Он ожидал увидеть в этом человеке гиганта, услышать от него что-то крупное и значительное, но старый писатель выглядел, как смущенный ребенок, и говорил, словно испуганный ученик, голос у него срывался, слова были плоские, нескладные, и его речь и само присутствие его производили одну неловкость.
Он говорил о самом себе, не заботясь о каком-либо смысле, говорил, казалось, все об одном и том же — о том, как одинок в своей жизни писатель, как горько сознавать, что ты уже не тот писатель, что прежде, как тяжело и стыдно быть старым писателем и как больно чувствовать волнение и радость оттого, что ты оказался приглашен на обед, цель которого помочь нашим европейским собратьям-писателям, терпящим притеснения от глупых правительств. Хуже всего было, однако, что состарившийся писатель то и дело тщился произвести впечатление молодого, показаться все еще полным сил, остроумным, способным возвысить голос и энергично поддержать справедливость. Он пытался приправлять свою речь шутками, но от жалких его шуток делалось тошно.
Старик говорил, повторяясь, уже чуть ли не час, и все за столом потихоньку начали ерзать и переглядываться, а кто перешептывался, шуршал газетами, вертел бокал или поигрывал ложкой, и наконец тот самый молодой критик, который и представил его публике, шепнул ему что-то на ухо, и старик улыбнулся и произнес: «Мне только что подсказали, что выступление мое затянулось». Лицо его как-то сразу сделалось старческим и оскорбленным, и он сказал очень тихо: «Что правда, то правда, я заболтался. Что-то мне хотелось сказать, но что, я забыл». И с этими словами он опустился на место.
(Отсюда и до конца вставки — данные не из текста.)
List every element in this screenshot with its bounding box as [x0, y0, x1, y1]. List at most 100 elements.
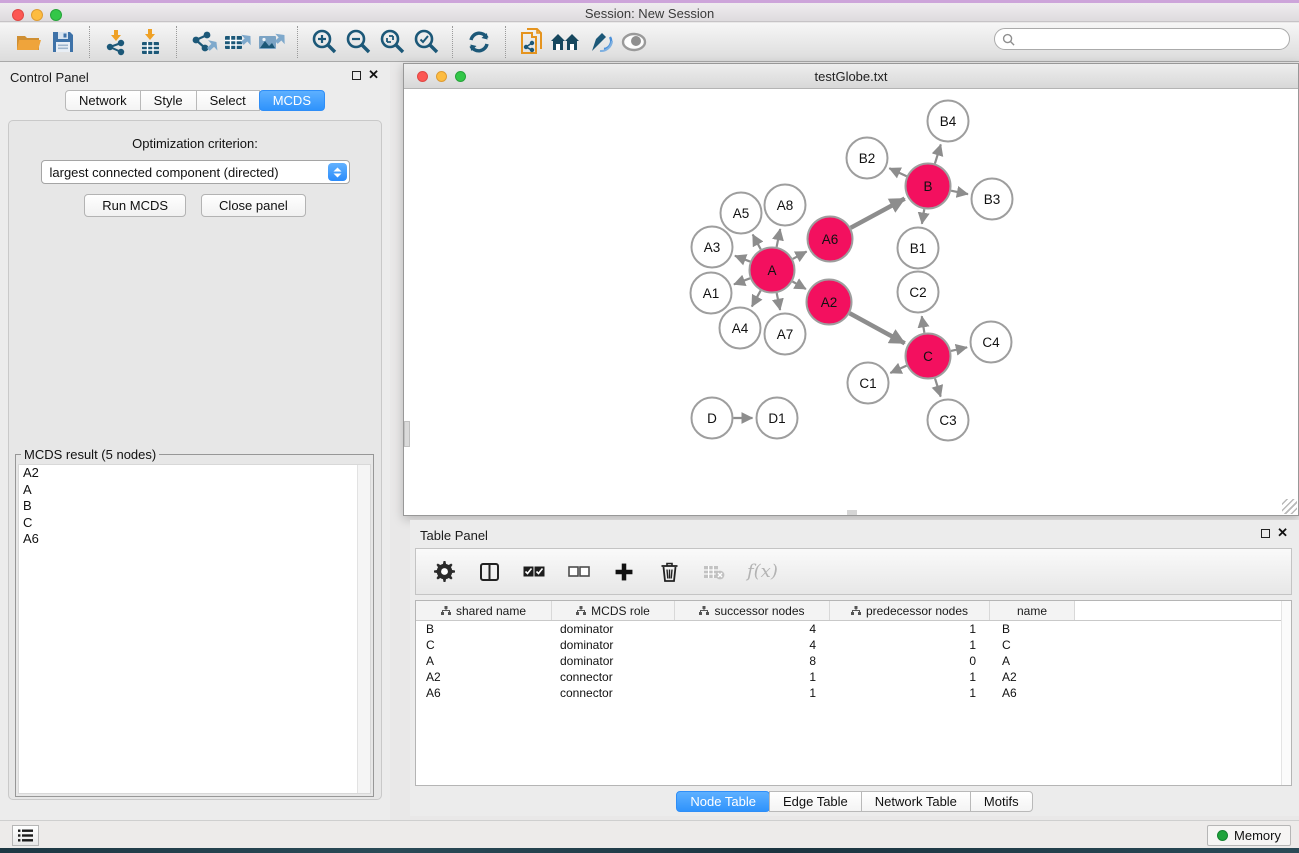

По окончании обеда Эндрю Лоринг подошел к старику, представился ему, и тот сказал: «А знаете, я припомнил теперь, что мне хотелось сказать. Никому из нас нет до других дела. Вот хотя бы те самые писатели в Европе, для которых сегодня собираются деньги… Вы думаете, хоть кто-то из них, поправив свое положение, оглянется вокруг — а нет ли кого, кому приходится еще хуже, кому он сам бы помог? Мне попросту не следовало являться на этот обед, ибо глупое это вообще дело — быть писателем. Знаете, — хихикнул старик, — когда я был еще мальчишкой, я думал, что книги написаны богом. Никто другой не может и не должен писать их. Мы самозванцы и только».